Varios factores han hecho que el empleo de los jóvenes fuera más vulnerable a los vaivenes de la economía. Uno de ellos es la concentración del empleo juvenil en actividades «significativamente afectadas por la crisis», como la construcción, la industria manufacturera y el comercio (que concentran el 66% de los empleos perdidos por las personas jóvenes en los últimos cuatro años y en actividades que requerían poca cualificación.

El factor más determinante ha sido, sin embargo, la precaridad laboral caracterizada por la alta temporalidad del empleo juvenil. «Ha facilitado la incorporación al mercado de trabajo de las personas jóvenes en las etapas de expansión económica, pero también ha determinado un mayor grado de vulnerabilidad, debido a que el mayor impacto de la crisis ha recaído en los empleos temporales», subrayan.

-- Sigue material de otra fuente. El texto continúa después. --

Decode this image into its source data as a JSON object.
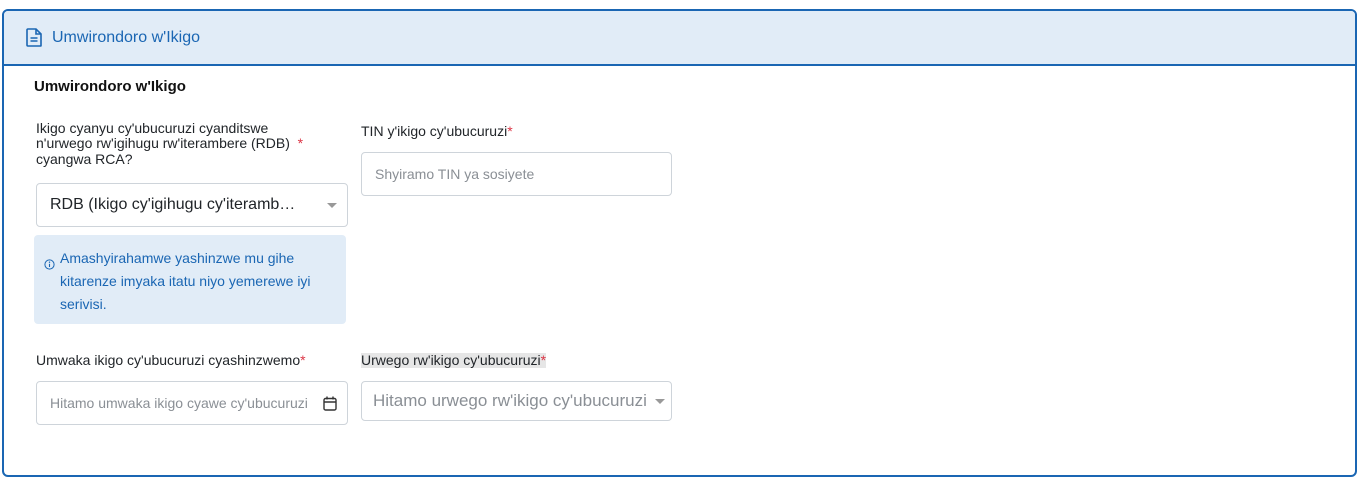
{
  "header": {
    "title": "Umwirondoro w'Ikigo",
    "icon": "document-icon"
  },
  "section": {
    "title": "Umwirondoro w'Ikigo"
  },
  "form": {
    "rdb_question": {
      "label_line1": "Ikigo cyanyu cy'ubucuruzi cyanditswe",
      "label_line2": "n'urwego rw'igihugu rw'iterambere (RDB)",
      "label_line3": "cyangwa RCA?",
      "required_mark": "*",
      "selected_value": "RDB (Ikigo cy'igihugu cy'iteramb…"
    },
    "tin": {
      "label": "TIN y'ikigo cy'ubucuruzi",
      "required_mark": "*",
      "placeholder": "Shyiramo TIN ya sosiyete"
    },
    "info_message": "Amashyirahamwe yashinzwe mu gihe kitarenze imyaka itatu niyo yemerewe iyi serivisi.",
    "year_founded": {
      "label": "Umwaka ikigo cy'ubucuruzi cyashinzwemo",
      "required_mark": "*",
      "placeholder": "Hitamo umwaka ikigo cyawe cy'ubucuruzi"
    },
    "business_level": {
      "label": "Urwego rw'ikigo cy'ubucuruzi",
      "required_mark": "*",
      "placeholder": "Hitamo urwego rw'ikigo cy'ubucuruzi"
    }
  },
  "colors": {
    "accent": "#1a66b3",
    "header_bg": "#e1ecf7",
    "required": "#dc3545"
  }
}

Sin embargo, el informe señala otros factores que influyen «de forma especialmente negativa» al empleo juvenil y favorecen su precariedad: la «importancia» de modalidades de trabajo sin relación laboral, como las becas; la extensión de los llamados ‘falsos autónomos’ (obligados a darse de alta como tal para evitar el pago de la Seguridad Social a las empresas); la economía sumergida; las peores condiciones de trabajo y los salarios bajos; el desajuste entre la formación adquirida y el puesto de trabajo desempeñado o el menor acceso a protección social, entre otros.

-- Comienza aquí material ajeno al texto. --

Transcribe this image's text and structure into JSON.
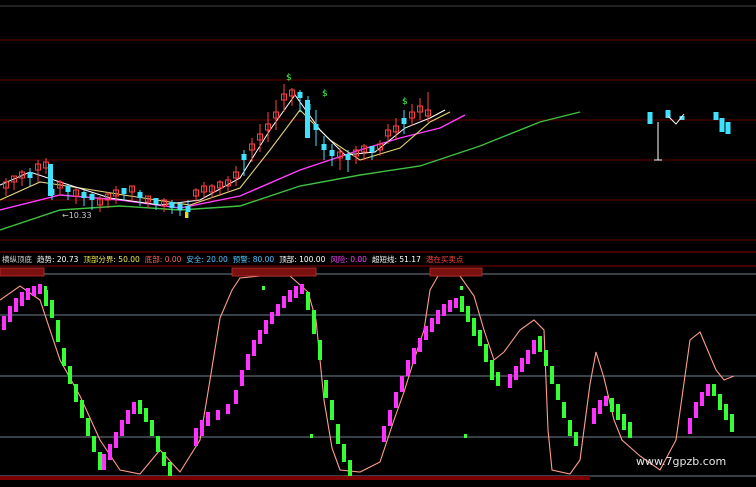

El informe destaca además que el porcentaje de jóvenes desempleados de larga duración (un año o más en paro) «ha aumentado notablemente hasta situarse en valores superiores al 40%». Para la Fundación, los datos «conforman un escenario realmente preocupante, ya que la prolongación del periodo de desempleo contribuye a aumentar significativamente el riesgo de pobreza y exclusión social».